Aku dan Hantuku


Rasanya belum lama aku terlelap, ketika tiba-tiba terdengar suara gaduh di luar tenda, disertai teriakan dan bentakan nyaring para senior membangunkan kami. Sesekali terdengar pula letusan-letusan, yang entah dari mana.


Dengan terhuyung-huyung aku bangun dan langsung berjalan menuju tanah lapang di kompleks perkemahan, di sebuah hutan wisata di Kabupaten Semarang itu. Sebagai yunior di sebuah ekstrakurikuler pecinta alam di SMA itu, aku dan teman-teman anak baru lainnya tak ada yang berani membantah. Apalagi kebanyakan dari kami, yang ketika SMP belum pernah ada yang ikut ekstrakurikuler semacam itu.

Kami pun mengiyakan saja, ketika diminta untuk berbaris sesuai kelompok masing-masing.
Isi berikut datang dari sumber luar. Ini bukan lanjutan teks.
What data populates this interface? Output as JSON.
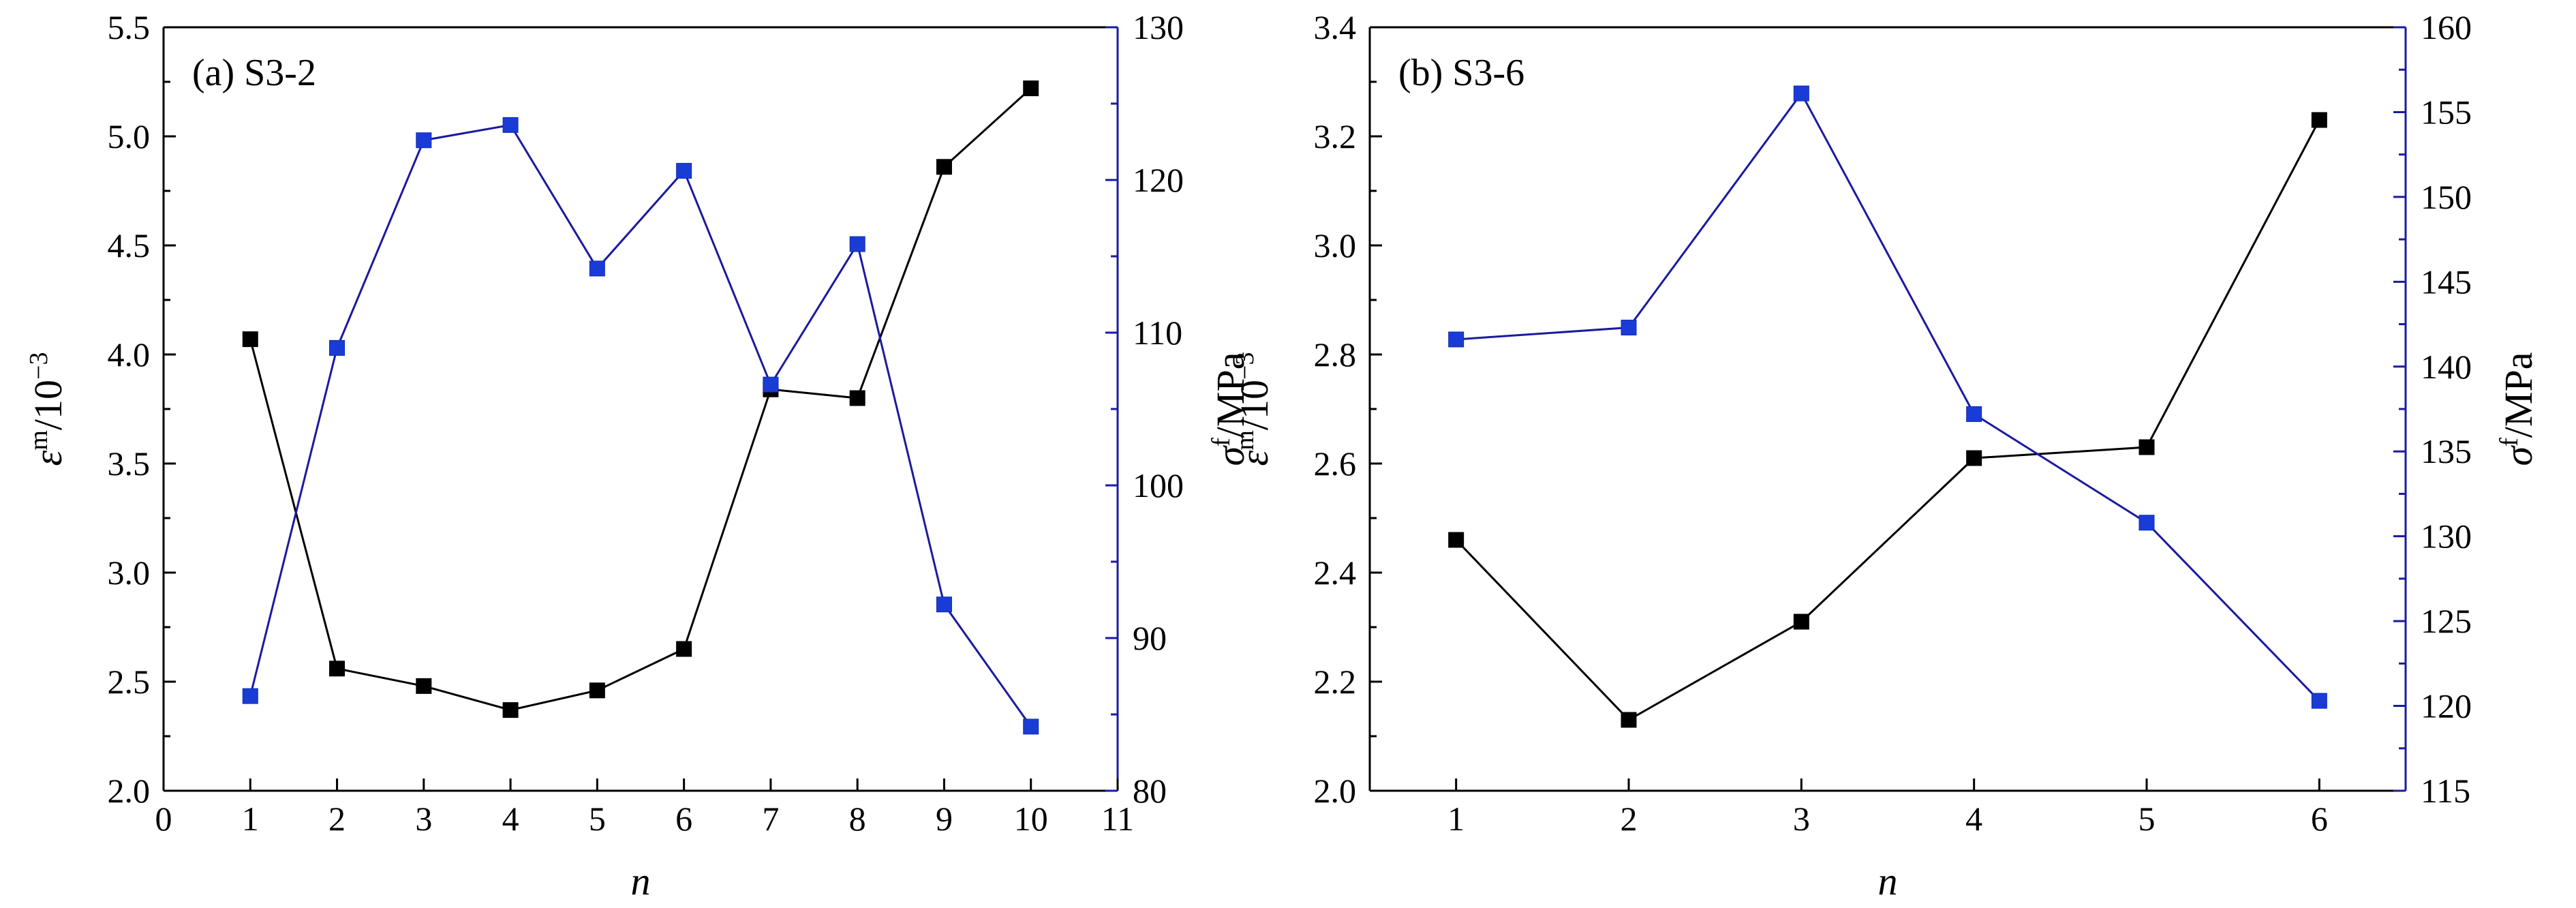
{
  "colors": {
    "left": "#000000",
    "right": "#1a3cd6",
    "right_axis": "#1a1aa0"
  },
  "chart_data": [
    {
      "type": "line",
      "label": "(a) S3-2",
      "xlabel": "n",
      "ylabel_left": {
        "symbol": "ε",
        "sup": "m",
        "unit": "/10",
        "unit_sup": "−3"
      },
      "ylabel_right": {
        "symbol": "σ",
        "sup": "f",
        "unit": "/MPa"
      },
      "xlim": [
        0,
        11
      ],
      "xticks": [
        0,
        1,
        2,
        3,
        4,
        5,
        6,
        7,
        8,
        9,
        10,
        11
      ],
      "ylim_left": [
        2.0,
        5.5
      ],
      "yticks_left": [
        "2.0",
        "2.5",
        "3.0",
        "3.5",
        "4.0",
        "4.5",
        "5.0",
        "5.5"
      ],
      "ylim_right": [
        80,
        130
      ],
      "yticks_right": [
        "80",
        "90",
        "100",
        "110",
        "120",
        "130"
      ],
      "series": [
        {
          "name": "ε^m",
          "axis": "left",
          "x": [
            1,
            2,
            3,
            4,
            5,
            6,
            7,
            8,
            9,
            10
          ],
          "values": [
            4.07,
            2.56,
            2.48,
            2.37,
            2.46,
            2.65,
            3.84,
            3.8,
            4.86,
            5.22
          ]
        },
        {
          "name": "σ^f",
          "axis": "right",
          "x": [
            1,
            2,
            3,
            4,
            5,
            6,
            7,
            8,
            9,
            10
          ],
          "values": [
            86.2,
            109.0,
            122.6,
            123.6,
            114.2,
            120.6,
            106.6,
            115.8,
            92.2,
            84.2
          ]
        }
      ]
    },
    {
      "type": "line",
      "label": "(b) S3-6",
      "xlabel": "n",
      "ylabel_left": {
        "symbol": "ε",
        "sup": "m",
        "unit": "/10",
        "unit_sup": "−3"
      },
      "ylabel_right": {
        "symbol": "σ",
        "sup": "f",
        "unit": "/MPa"
      },
      "xlim": [
        0.5,
        6.5
      ],
      "xticks": [
        1,
        2,
        3,
        4,
        5,
        6
      ],
      "ylim_left": [
        2.0,
        3.4
      ],
      "yticks_left": [
        "2.0",
        "2.2",
        "2.4",
        "2.6",
        "2.8",
        "3.0",
        "3.2",
        "3.4"
      ],
      "ylim_right": [
        115,
        160
      ],
      "yticks_right": [
        "115",
        "120",
        "125",
        "130",
        "135",
        "140",
        "145",
        "150",
        "155",
        "160"
      ],
      "series": [
        {
          "name": "ε^m",
          "axis": "left",
          "x": [
            1,
            2,
            3,
            4,
            5,
            6
          ],
          "values": [
            2.46,
            2.13,
            2.31,
            2.61,
            2.63,
            3.23
          ]
        },
        {
          "name": "σ^f",
          "axis": "right",
          "x": [
            1,
            2,
            3,
            4,
            5,
            6
          ],
          "values": [
            141.6,
            142.3,
            156.1,
            137.2,
            130.8,
            120.3
          ]
        }
      ]
    }
  ]
}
Tak ada satu pun yang sempat membawa lampu baterai atau jaket. Bahkan ada pula yang hanya mengenakan sandal jepit.

‘’Baiklah adik-adik, apakah semuanya sudah berkumpul ? Tolong setiap ketua regu mengecek anggotanya masing-masing,’’ perintah Susi, senior paling tua di kelompok panitia.

‘’Siap senior, sudah lengkap,’’ sahut para ketua regu bergantian.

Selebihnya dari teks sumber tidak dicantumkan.